Je ne les ai même pas entendu rentrer. Quand j'ai réalisé que l'après-midi m'est passé sous le nez, ma grand-mère est déjà devant moi.
- Qu'est-ce que tu fais tout seul ici ?
- Je réfléchis.
- A quoi ?
Elle sait à quoi. Je n'ai pas besoin de lui faire un dessin.
Jacqueline décide donc d'attraper une chaise en plastique pour la mettre devant moi.
- Gaby, ne le prends pas personnellement ce que t'as dit Basile dans la boutique. C'est juste que ce garçon est constamment sur la défensive. Tu sais, malgré ce qu'il te montre, il a ses propres peurs et ses propres faiblesses.
- J'aimerais bien savoir lesquelles ! En 3 jours j'ai l'impression qu'il me connait déjà par cœur alors que moi, dès que je fais un pas vers lui, il en fait trois en arrière.
- Dis-moi, comment te sentirais-tu si vos positions étaient inversées ?
- C'est à dire ?
- Si Basile n'était que de passage. Si tu savais qu'il allait partir, s'éloigner.

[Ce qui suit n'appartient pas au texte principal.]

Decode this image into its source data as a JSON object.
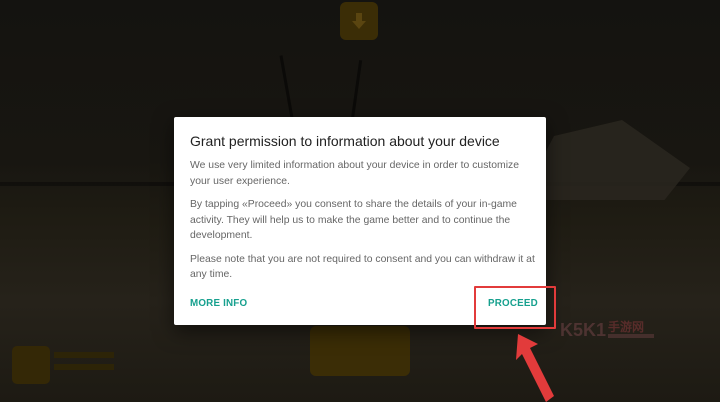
{
  "dialog": {
    "title": "Grant permission to information about your device",
    "paragraphs": [
      "We use very limited information about your device in order to customize your user experience.",
      "By tapping «Proceed» you consent to share the details of your in-game activity. They will help us to make the game better and to continue the development.",
      "Please note that you are not required to consent and you can withdraw it at any time."
    ],
    "more_info_label": "MORE INFO",
    "proceed_label": "PROCEED"
  },
  "background": {
    "top_icon": "download-icon"
  },
  "colors": {
    "accent": "#16a08e",
    "annotation": "#e23b3b",
    "dialog_bg": "#ffffff",
    "title_text": "#212121",
    "body_text": "#666666"
  },
  "watermark": {
    "logo_text": "K5K1手游网"
  }
}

- J'en sais rien, mais me connaissant, je crois que j'essayerais de profiter de chaque instant.
- Te "connaissant", oui, mais parfois pour comprendre le monde, il faut savoir se mettre dans les chaussettes des autres. Basile n'est pas toi et tu n'es pas lui. Vous vivez différemment. Pensez différemment. Ressentez sans doute différemment aussi. Quand je t'ai dis que je protégerais le cœur le plus fragile, tu sais que je parlais de lui parce que Basile en amour, il n'a pas eu de chance. Tu t'en doutes un peu, non ? Il est difficile pour quelqu'un ayant un handicape quelconque de se faire une place dans ce monde. Le monde n'est pas adapté à eux et nous qui les entourons le sommes encore moins.
Elle marque alors une brève pause en me regardant avec tout l'amour et la bienveillance possible. Je dois avouer que ça me change de la voir comme ça.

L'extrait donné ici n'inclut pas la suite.